Por essas e outras, o comportamento imprevisível do jornalista não deixa apenas os fiadores da candidatura no PSDB segurando o fôlego, pois vira e mexe Datena declara que pode abandonar tudo se sentir algum cheiro de traição. O impacto eleitoral de sua entrada no páreo não preocupa apenas Nunes, dentro da avaliação de que o discurso do apresentador pode dividir ainda mais os votos do centro e da direita, podendo até mesmo tirar o prefeito do segundo turno. Uma outra candidatura, a do coach Pablo Marçal, que se vende como o verdadeiro nome do bolsonarismo, já vem provocando esse efeito de desagregação à direita. Na Quaest, ele aparece com 12%. Mas até Boulos, favorecido pela entrada de um concorrente que pode tirar do segundo turno o atual prefeito, tem com que se preocupar. Ironicamente, apesar do discurso de esquerda voltado para os mais humildes, o psolista tem mais intenções de votos entre os mais ricos, até o momento. Melhorar esse quadro é essencial para a pretensão dele de vitória. Segundo a Quaest, no entanto, Datena é o que se sai melhor hoje entre os eleitores paulistanos com renda de até dois salários mínimos: tem nessa faixa 28%, contra 21% de Nunes e 13% de Boulos.
O apresentador entrou na corrida bancado pelos caciques que hoje dominam o PSDB: o deputado federal Aécio Neves, o governador do Rio Grande do Sul, Eduardo Leite, e o presidente Marconi Perillo. José Aníbal, candidato a vice na chapa de Datena, também compõe o grupo: é ele o responsável por ajudar a articular o plano de governo que está sendo elaborado, além de inserir o colega nos círculos da política. “Essa candidatura do PSDB é um esforço de construir uma alternativa que não seja nem Lula, nem Bolsonaro. Porque não nos identificamos nem com um e nem com o outro, assim como 40% da população brasileira”, diz Aécio Neves, assinalando para uma estratégia que já vem sendo empunhada pela campanha de Datena. Dentro desse mesmo raciocínio, o deputado federal prevê que Datena irá roubar votos tanto de Nunes quanto de Boulos. “Ele é um candidato independente, que vai chegar ao segundo turno trabalhando essa margem de eleitores que não quer mais a polarização”, afirma Perillo, pregando uma espécie de versão municipal da chamada terceira via.

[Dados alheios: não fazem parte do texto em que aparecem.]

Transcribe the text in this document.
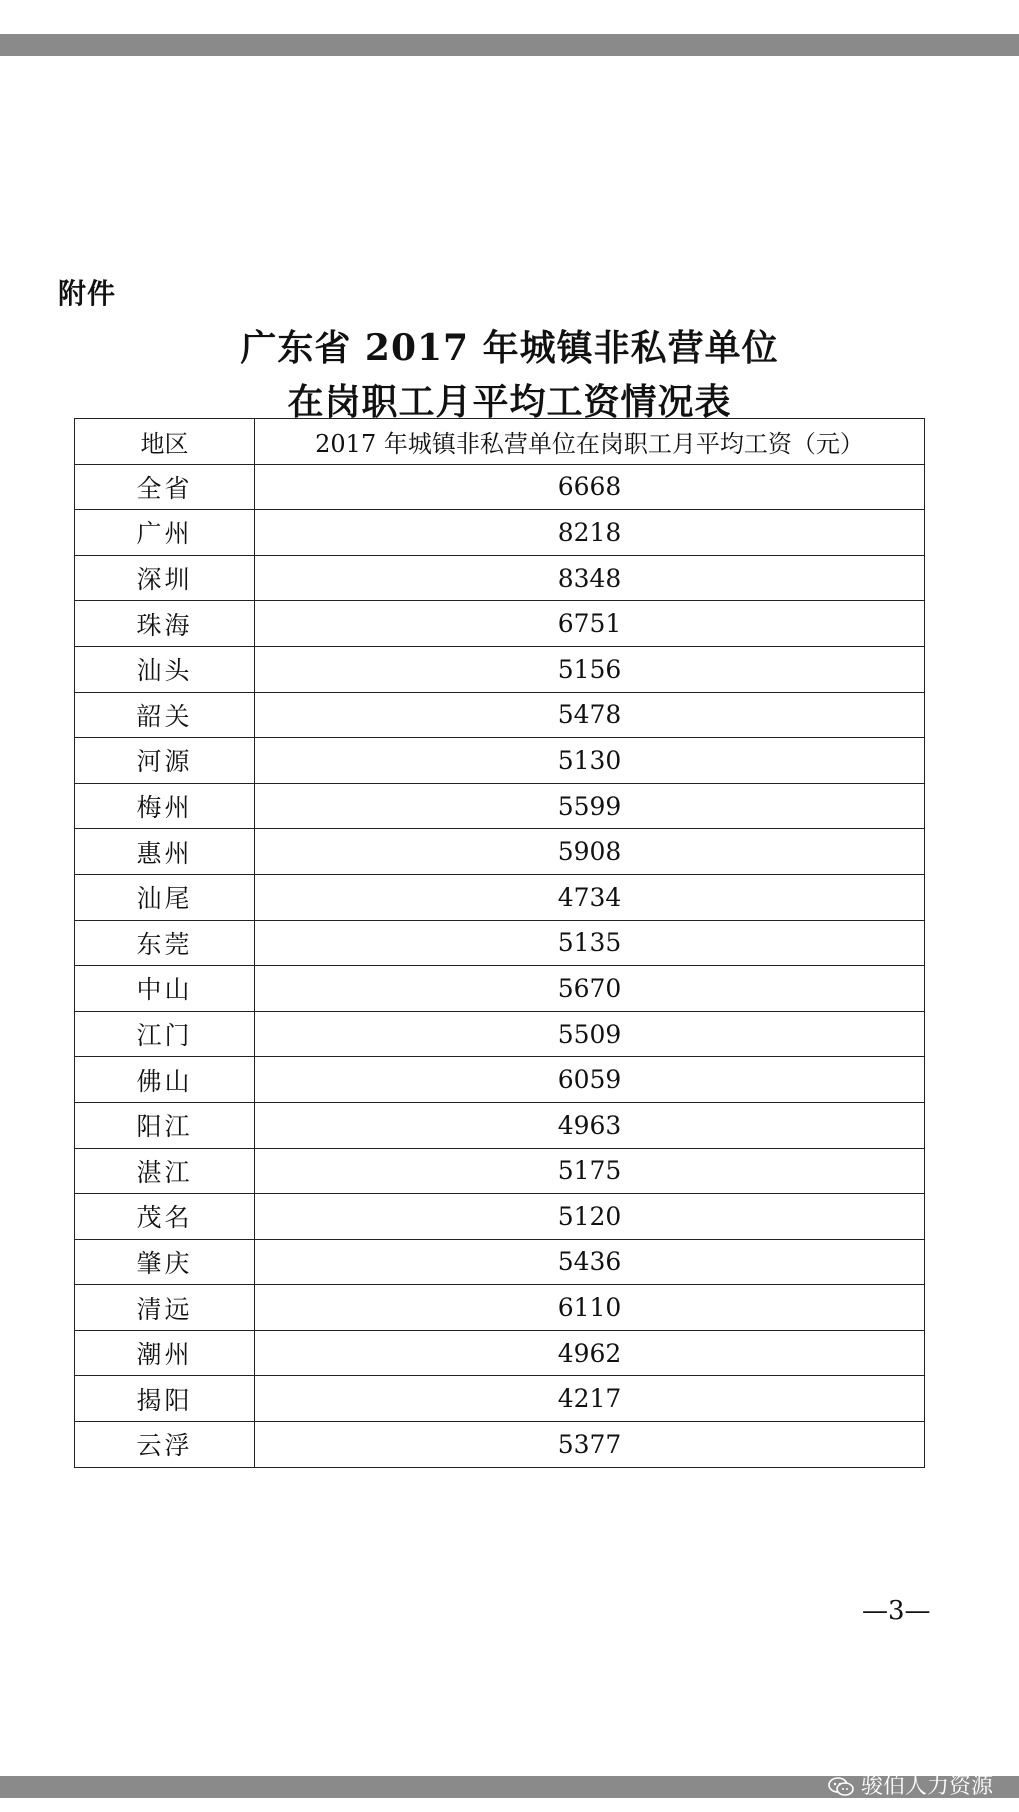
附件
广东省 2017 年城镇非私营单位
在岗职工月平均工资情况表
地区	2017 年城镇非私营单位在岗职工月平均工资（元）
全省	6668
广州	8218
深圳	8348
珠海	6751
汕头	5156
韶关	5478
河源	5130
梅州	5599
惠州	5908
汕尾	4734
东莞	5135
中山	5670
江门	5509
佛山	6059
阳江	4963
湛江	5175
茂名	5120
肇庆	5436
清远	6110
潮州	4962
揭阳	4217
云浮	5377
—3—
骏伯人力资源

Mesmo antes das brigas na convenção, a entrada de Datena na sigla já havia deflagrado uma crise interna na ala paulistana do partido. Quando ainda se falava da filiação, a insistência em uma candidatura própria tucana, ao invés do apoio a Nunes, foi considerada o estopim para a debandada dos vereadores do PSDB na capital paulista — a sigla, que tinha a maior bancada, ao lado do PT, ficou sem nenhum representante na Câmara Municipal após a janela partidária deste ano. Interferências do diretório nacional na direção local também desagradaram correligionários — os mesmos que se digladiaram com Datena na convenção. A filiação do jornalista motivou até a saída do ex-ministro e tucano histórico Aloysio Nunes, após 27 anos na legenda. Ele classificou a movimentação como “manobra política oportunista”. “O Datena é uma celebridade televisiva. Quer candidatura própria? Precisa ser alguém com a mínima vinculação com a política”, declarou em entrevista à GloboNews. Parte dos especialistas concorda com essa visão. “O PSDB hoje é um agrupamento de políticos fazendo de tudo para se manter”, avalia Carlos Ranulfo Melo, doutor em ciência política.
O jornalista licenciou-se da Band no final de junho, emissora pela qual apresentava o Brasil Urgente. Recentemente, por culpa de Datena, a empresa foi condenada a pagar uma multa de 4,7 milhões de reais a uma companhia aérea. O motivo: em 2009, ele teve problemas com um voo e descascou a empresa ao vivo. Na decisão, o juiz destacou o “destempero” e a “truculência” do jornalista. O comportamento mercurial será agora submetido à prova de fogo de uma campanha que promete ser duríssima. Dentro e fora do ar, Datena é sempre expectativa de grandes emoções.